A proposal to overcome this issue (considering absence of independent Medical Device Regulation) was made to health ministry and its regulatory body, CDSCO to endorse the Certificate of DGFT which may satisfy the importing countries registration approving authorities on the basis of submission of an IS/ISO: 13485 certification by the manufacturer. In a meeting taken by the Jt Secy, MOH on December 05, 2015, it was mooted by AiMeD to MoH&FW to create an online registration for all manufacturers of medical devices (even if not regulated) which will enable Government of India to have a registry of all Indian manufacturers of medical devices whether regulated or not to enable MoH to have a dialogue with the manufacturers which is necessary for capacity building considering the inevitable regulatory framework, sooner or later.

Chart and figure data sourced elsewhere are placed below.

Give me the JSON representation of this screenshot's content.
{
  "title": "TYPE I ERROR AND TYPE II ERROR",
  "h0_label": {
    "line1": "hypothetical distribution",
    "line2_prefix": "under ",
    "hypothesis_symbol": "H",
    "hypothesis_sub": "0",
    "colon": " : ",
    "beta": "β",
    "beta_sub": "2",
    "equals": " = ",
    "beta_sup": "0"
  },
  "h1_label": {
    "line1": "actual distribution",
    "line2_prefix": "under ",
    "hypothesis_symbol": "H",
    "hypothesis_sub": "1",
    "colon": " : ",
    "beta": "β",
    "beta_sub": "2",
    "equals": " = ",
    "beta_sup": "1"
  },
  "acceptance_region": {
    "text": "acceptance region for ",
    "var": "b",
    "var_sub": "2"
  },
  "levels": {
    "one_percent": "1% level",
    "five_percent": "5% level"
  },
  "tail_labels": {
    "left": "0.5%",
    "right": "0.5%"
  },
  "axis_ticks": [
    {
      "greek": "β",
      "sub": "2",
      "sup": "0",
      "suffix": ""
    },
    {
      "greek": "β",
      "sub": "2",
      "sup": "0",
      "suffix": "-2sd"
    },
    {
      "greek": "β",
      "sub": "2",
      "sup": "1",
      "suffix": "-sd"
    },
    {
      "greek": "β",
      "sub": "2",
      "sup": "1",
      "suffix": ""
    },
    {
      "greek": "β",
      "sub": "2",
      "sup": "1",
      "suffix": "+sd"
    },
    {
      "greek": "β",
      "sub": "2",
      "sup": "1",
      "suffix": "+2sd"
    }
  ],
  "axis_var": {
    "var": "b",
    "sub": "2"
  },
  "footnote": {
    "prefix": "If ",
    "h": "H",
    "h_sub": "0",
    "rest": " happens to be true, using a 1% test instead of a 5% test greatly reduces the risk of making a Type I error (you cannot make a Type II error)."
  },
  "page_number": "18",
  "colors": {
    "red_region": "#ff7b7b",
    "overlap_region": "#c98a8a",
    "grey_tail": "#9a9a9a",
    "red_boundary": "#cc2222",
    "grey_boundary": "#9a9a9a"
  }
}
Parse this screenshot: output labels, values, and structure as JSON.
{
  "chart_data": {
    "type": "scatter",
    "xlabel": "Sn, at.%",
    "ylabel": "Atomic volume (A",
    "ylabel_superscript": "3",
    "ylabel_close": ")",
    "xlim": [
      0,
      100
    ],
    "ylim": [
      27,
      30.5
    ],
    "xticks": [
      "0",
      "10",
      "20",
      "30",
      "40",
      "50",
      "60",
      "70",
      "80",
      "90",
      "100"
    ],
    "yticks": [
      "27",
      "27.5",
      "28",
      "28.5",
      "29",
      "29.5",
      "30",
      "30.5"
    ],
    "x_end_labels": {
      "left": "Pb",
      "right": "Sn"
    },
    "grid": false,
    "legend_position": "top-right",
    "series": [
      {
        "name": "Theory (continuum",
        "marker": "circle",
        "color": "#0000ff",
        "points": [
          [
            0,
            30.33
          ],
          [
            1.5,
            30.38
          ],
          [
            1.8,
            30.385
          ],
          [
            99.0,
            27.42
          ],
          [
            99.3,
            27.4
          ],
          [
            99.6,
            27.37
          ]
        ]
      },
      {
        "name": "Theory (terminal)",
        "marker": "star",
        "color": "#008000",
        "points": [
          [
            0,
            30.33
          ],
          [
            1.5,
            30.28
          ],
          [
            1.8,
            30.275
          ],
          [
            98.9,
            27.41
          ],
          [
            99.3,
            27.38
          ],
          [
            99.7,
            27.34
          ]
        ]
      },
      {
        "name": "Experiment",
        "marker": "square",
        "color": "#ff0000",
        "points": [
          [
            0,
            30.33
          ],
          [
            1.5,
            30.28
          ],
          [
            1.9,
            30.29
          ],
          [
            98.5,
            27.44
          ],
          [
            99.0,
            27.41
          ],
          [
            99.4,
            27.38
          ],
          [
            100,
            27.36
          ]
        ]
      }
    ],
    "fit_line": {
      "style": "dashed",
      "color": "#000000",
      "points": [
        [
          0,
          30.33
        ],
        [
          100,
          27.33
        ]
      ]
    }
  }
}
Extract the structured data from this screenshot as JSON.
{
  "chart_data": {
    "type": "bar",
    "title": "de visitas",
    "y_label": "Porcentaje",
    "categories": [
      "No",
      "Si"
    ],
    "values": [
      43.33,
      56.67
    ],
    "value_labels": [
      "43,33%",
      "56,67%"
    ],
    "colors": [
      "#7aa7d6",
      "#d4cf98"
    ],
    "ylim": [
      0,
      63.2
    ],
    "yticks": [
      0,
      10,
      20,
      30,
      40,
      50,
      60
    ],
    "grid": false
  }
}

Based on the registration in database and on request of the manufacturers and exporters the Free Sales Certificate of DGFT could be endorsed by MoH at least for those manufacturers who have an IS / ISO 13485 Certification. But till date, the concerned authorities have shown remarkable reluctance to endorse this simple and workable idea.

In the support of its claim, AIMED statement quotes an example. “Due to this unfortunate and myopic stance, many reputed manufacturers such as Transasia which is India’s largest manufacturer and exporter of Diagnostic Automated Analysers with plants and offices in Germany, Italy etc has been unable to penetrate Chinese and Brazilian markets. Surgimedix, which has a 100 percent Export Oriented Unit in a SEZ for sterile medical implants and disposables and having reputed certifications such as CE Mark, the ISO 13485 certification and is an exporter of repute to Europe and Middle East also failed to enter China and South American market because of non-issuance of ‘Free Sale Certificate from health ministry,” it explains.